J. Bochenek: Dlaczego wybór padł akurat na drużynę z Kędzierzyna-Koźla?
A. Rouzier Zawsze miałem ambicję, by grać w zagranicznej lidze. PlusLiga jest aktualnie jedną z najlepszych na świecie, zaś ZAKSA jest silnym klubem, z wieloma świetnymi zawodnikami. Wydaje mi się, że odbędzie się to z korzyścią dla mojej kariery.
J. Bochenek: Miał pan też inne oferty?
A. Rouzier: Tak, ale ta z Kędzierzyna-Koźla była naprawdę najlepsza. Wcale nie ukrywam, że zawsze moim marzeniem było grać w lidze włoskiej, ale teraz jestem zadowolony, że wybrałem Polskę. Wiem, jaką popularnością cieszy się siatkówka w waszym kraju. Atmosfera w polskich halach jest po prostu niesamowita. Pamiętam finały Ligi Światowej w 2007 roku w Katowicach. To, co się tam działo, przeszło moje najśmielsze oczekiwania.
J. Bochenek: Z czym jeszcze kojarzy się panu polska siatkówka?
A. Rouzier: Wiem, że poziom jest wysoki oraz macie bardzo wielu utalentowanych siatkarzy.
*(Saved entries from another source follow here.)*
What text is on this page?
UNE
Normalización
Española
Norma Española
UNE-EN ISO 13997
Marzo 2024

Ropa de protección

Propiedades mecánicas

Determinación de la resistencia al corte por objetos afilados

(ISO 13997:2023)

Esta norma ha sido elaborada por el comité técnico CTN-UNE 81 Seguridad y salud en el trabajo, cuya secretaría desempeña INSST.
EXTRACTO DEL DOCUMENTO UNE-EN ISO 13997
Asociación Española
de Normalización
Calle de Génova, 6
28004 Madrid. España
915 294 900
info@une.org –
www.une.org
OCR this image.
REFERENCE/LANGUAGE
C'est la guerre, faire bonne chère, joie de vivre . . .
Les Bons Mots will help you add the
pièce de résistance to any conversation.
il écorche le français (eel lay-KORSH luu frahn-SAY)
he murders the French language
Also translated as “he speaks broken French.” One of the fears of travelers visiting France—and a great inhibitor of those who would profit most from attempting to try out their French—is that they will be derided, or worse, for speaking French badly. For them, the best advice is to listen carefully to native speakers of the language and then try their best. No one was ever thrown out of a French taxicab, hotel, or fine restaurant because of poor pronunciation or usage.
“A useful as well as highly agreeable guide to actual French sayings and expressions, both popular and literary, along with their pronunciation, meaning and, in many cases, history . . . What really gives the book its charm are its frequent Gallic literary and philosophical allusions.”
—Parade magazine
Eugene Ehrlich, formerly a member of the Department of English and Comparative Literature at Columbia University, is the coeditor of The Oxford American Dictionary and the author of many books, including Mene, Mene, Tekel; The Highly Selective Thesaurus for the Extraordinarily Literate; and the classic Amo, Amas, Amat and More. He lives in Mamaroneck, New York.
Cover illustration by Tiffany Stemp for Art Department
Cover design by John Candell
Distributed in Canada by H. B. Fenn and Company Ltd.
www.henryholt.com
Mam dobre wspomnienia z meczów przeciwko waszej reprezentacji. Ich poziom zawsze jest bardzo dobry. Jednak z żalem wspominam finał mistrzostw Europy w 2009 roku przeciwko Polsce. Przegraliśmy z wami decydujące spotkanie o tytuł. Długo tę porażkę rozpamiętywałem, ale trzeba przyznać, że byliście lepsi.
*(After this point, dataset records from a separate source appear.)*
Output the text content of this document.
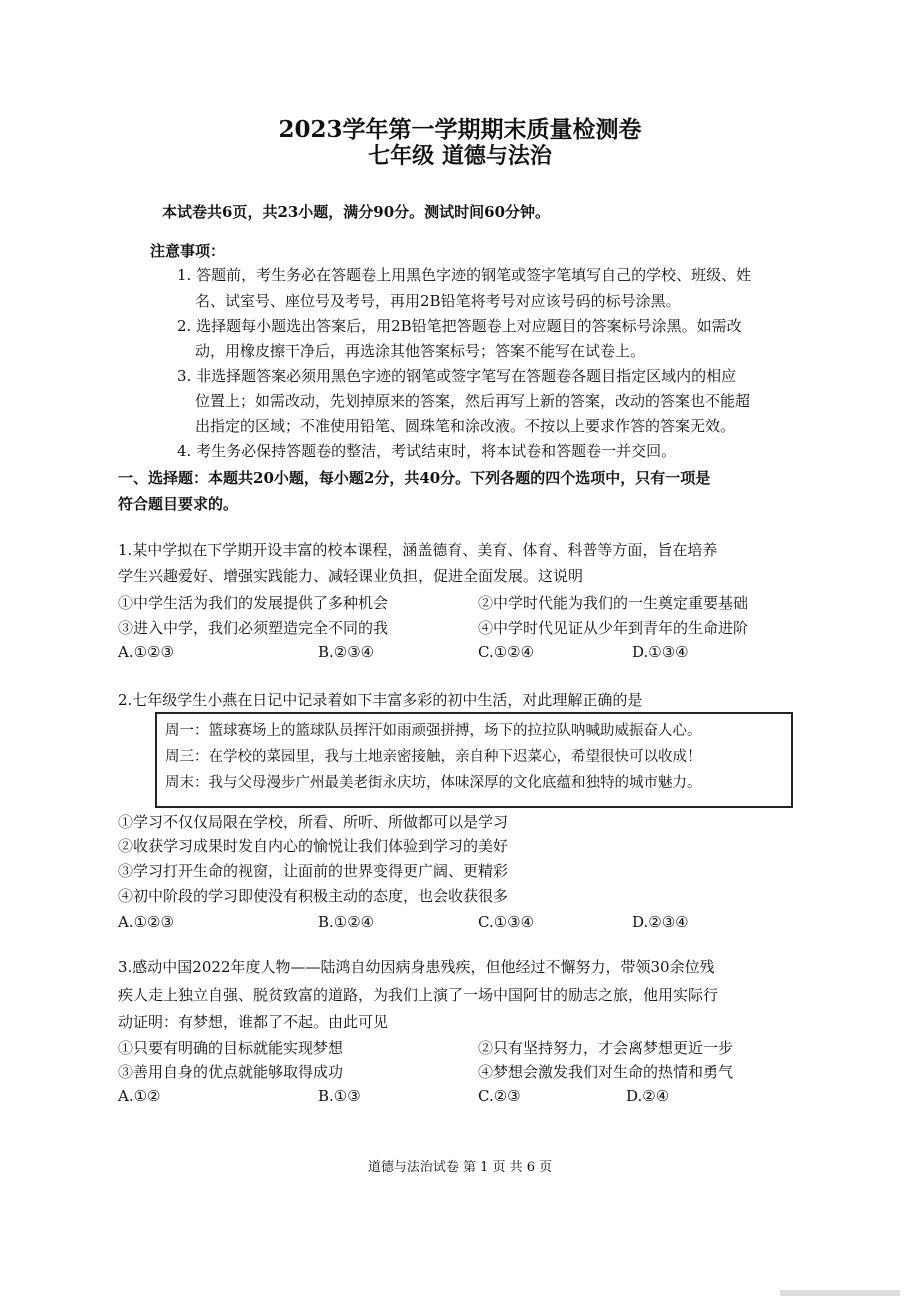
2023学年第一学期期末质量检测卷
七年级 道德与法治
本试卷共6页，共23小题，满分90分。测试时间60分钟。
注意事项：
1. 答题前，考生务必在答题卷上用黑色字迹的钢笔或签字笔填写自己的学校、班级、姓
名、试室号、座位号及考号，再用2B铅笔将考号对应该号码的标号涂黑。
2. 选择题每小题选出答案后，用2B铅笔把答题卷上对应题目的答案标号涂黑。如需改
动，用橡皮擦干净后，再选涂其他答案标号；答案不能写在试卷上。
3. 非选择题答案必须用黑色字迹的钢笔或签字笔写在答题卷各题目指定区域内的相应
位置上；如需改动，先划掉原来的答案，然后再写上新的答案，改动的答案也不能超
出指定的区域；不准使用铅笔、圆珠笔和涂改液。不按以上要求作答的答案无效。
4. 考生务必保持答题卷的整洁，考试结束时，将本试卷和答题卷一并交回。
一、选择题：本题共20小题，每小题2分，共40分。下列各题的四个选项中，只有一项是
符合题目要求的。
1.某中学拟在下学期开设丰富的校本课程，涵盖德育、美育、体育、科普等方面，旨在培养
学生兴趣爱好、增强实践能力、减轻课业负担，促进全面发展。这说明
①中学生活为我们的发展提供了多种机会	②中学时代能为我们的一生奠定重要基础
③进入中学，我们必须塑造完全不同的我	④中学时代见证从少年到青年的生命进阶
A.①②③	B.②③④	C.①②④	D.①③④
2.七年级学生小燕在日记中记录着如下丰富多彩的初中生活，对此理解正确的是
周一：篮球赛场上的篮球队员挥汗如雨顽强拼搏，场下的拉拉队呐喊助威振奋人心。
周三：在学校的菜园里，我与土地亲密接触，亲自种下迟菜心，希望很快可以收成！
周末：我与父母漫步广州最美老街永庆坊，体味深厚的文化底蕴和独特的城市魅力。
①学习不仅仅局限在学校，所看、所听、所做都可以是学习
②收获学习成果时发自内心的愉悦让我们体验到学习的美好
③学习打开生命的视窗，让面前的世界变得更广阔、更精彩
④初中阶段的学习即使没有积极主动的态度，也会收获很多
A.①②③	B.①②④	C.①③④	D.②③④
3.感动中国2022年度人物——陆鸿自幼因病身患残疾，但他经过不懈努力，带领30余位残
疾人走上独立自强、脱贫致富的道路，为我们上演了一场中国阿甘的励志之旅，他用实际行
动证明：有梦想，谁都了不起。由此可见
①只要有明确的目标就能实现梦想	②只有坚持努力，才会离梦想更近一步
③善用自身的优点就能够取得成功	④梦想会激发我们对生命的热情和勇气
A.①②	B.①③	C.②③	D.②④
道德与法治试卷 第 1 页 共 6 页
J. Bochenek: Czego się pan spodziewa po przybyciu do Polski?
A. Rouzier: Chciałbym poznać coś nowego. Zobaczyć waszą siatkówkę od środka, waszą szkołę. Ciekawi mnie też praca z nowym trenerem, znajomość z innymi siatkarzami. Głęboko wierzę, że ten zespół jest w stanie zdobyć tytuł i osiągnąć dobre wyniki w Lidze Mistrzów. Mam nadzieję, że tak właśnie się stanie.
J. Bochenek: Zanim zawita pan do Kędzierzyna-Koźla, czekają pana występy w drużynie narodowej Francji. Jakie ma pan oczekiwania dotyczące sezonu reprezentacyjnego?
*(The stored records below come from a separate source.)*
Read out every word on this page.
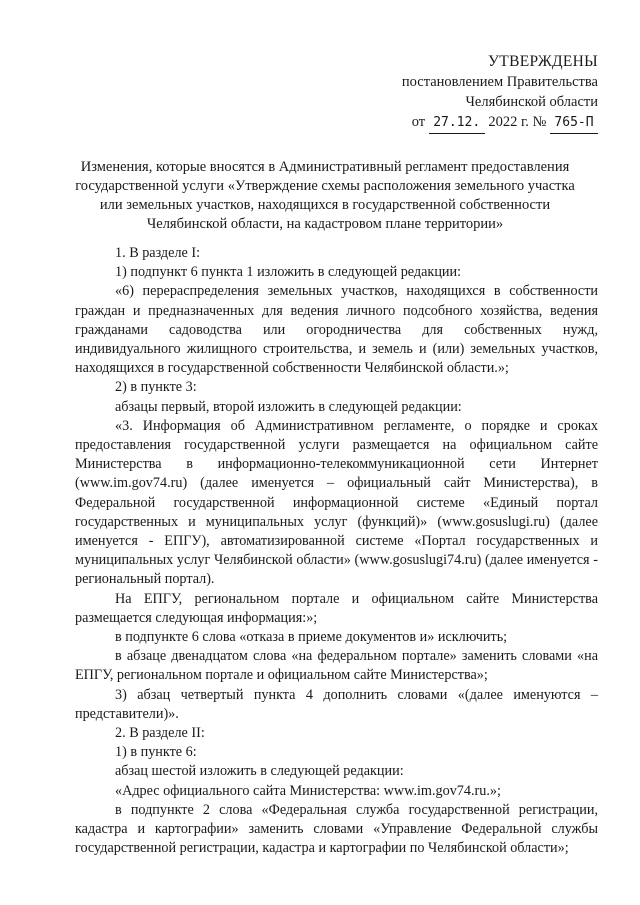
УТВЕРЖДЕНЫ
постановлением Правительства
Челябинской области
от 27.12. 2022 г. № 765-П
Изменения, которые вносятся в Административный регламент предоставления государственной услуги «Утверждение схемы расположения земельного участка или земельных участков, находящихся в государственной собственности Челябинской области, на кадастровом плане территории»

1. В разделе I:

1) подпункт 6 пункта 1 изложить в следующей редакции:

«6) перераспределения земельных участков, находящихся в собственности граждан и предназначенных для ведения личного подсобного хозяйства, ведения гражданами садоводства или огородничества для собственных нужд, индивидуального жилищного строительства, и земель и (или) земельных участков, находящихся в государственной собственности Челябинской области.»;

2) в пункте 3:

абзацы первый, второй изложить в следующей редакции:

«3. Информация об Административном регламенте, о порядке и сроках предоставления государственной услуги размещается на официальном сайте Министерства в информационно-телекоммуникационной сети Интернет (www.im.gov74.ru) (далее именуется – официальный сайт Министерства), в Федеральной государственной информационной системе «Единый портал государственных и муниципальных услуг (функций)» (www.gosuslugi.ru) (далее именуется - ЕПГУ), автоматизированной системе «Портал государственных и муниципальных услуг Челябинской области» (www.gosuslugi74.ru) (далее именуется - региональный портал).

На ЕПГУ, региональном портале и официальном сайте Министерства размещается следующая информация:»;

в подпункте 6 слова «отказа в приеме документов и» исключить;

в абзаце двенадцатом слова «на федеральном портале» заменить словами «на ЕПГУ, региональном портале и официальном сайте Министерства»;

3) абзац четвертый пункта 4 дополнить словами «(далее именуются – представители)».

2. В разделе II:

1) в пункте 6:

абзац шестой изложить в следующей редакции:

«Адрес официального сайта Министерства: www.im.gov74.ru.»;

в подпункте 2 слова «Федеральная служба государственной регистрации, кадастра и картографии» заменить словами «Управление Федеральной службы государственной регистрации, кадастра и картографии по Челябинской области»;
A. Rouzier:Dopiero w miniony piątek dołączyłem do zgrupowania mojej reprezentacji, bo liga skończyła się dosyć późno. Teraz czekają nas występy w Lidze Światowej. Mamy silną grupę, gramy z Włochami, Kubą i Koreą Południową. Mam nadzieję, że do Polski przyjadę już w lipcu, do Gdańska, na finał tej imprezy. Jeśli chodzi o mistrzostwa Europy, to dołożymy wszelkich starań, by znaleźć się w czołowej czwórce. Stać nas na to. Potem skoncentruję się już tylko na grze w klubie. Myślę, że w Kędzierzynie-Koźlu zjawię się - razem z moją dziewczyną - pod koniec września.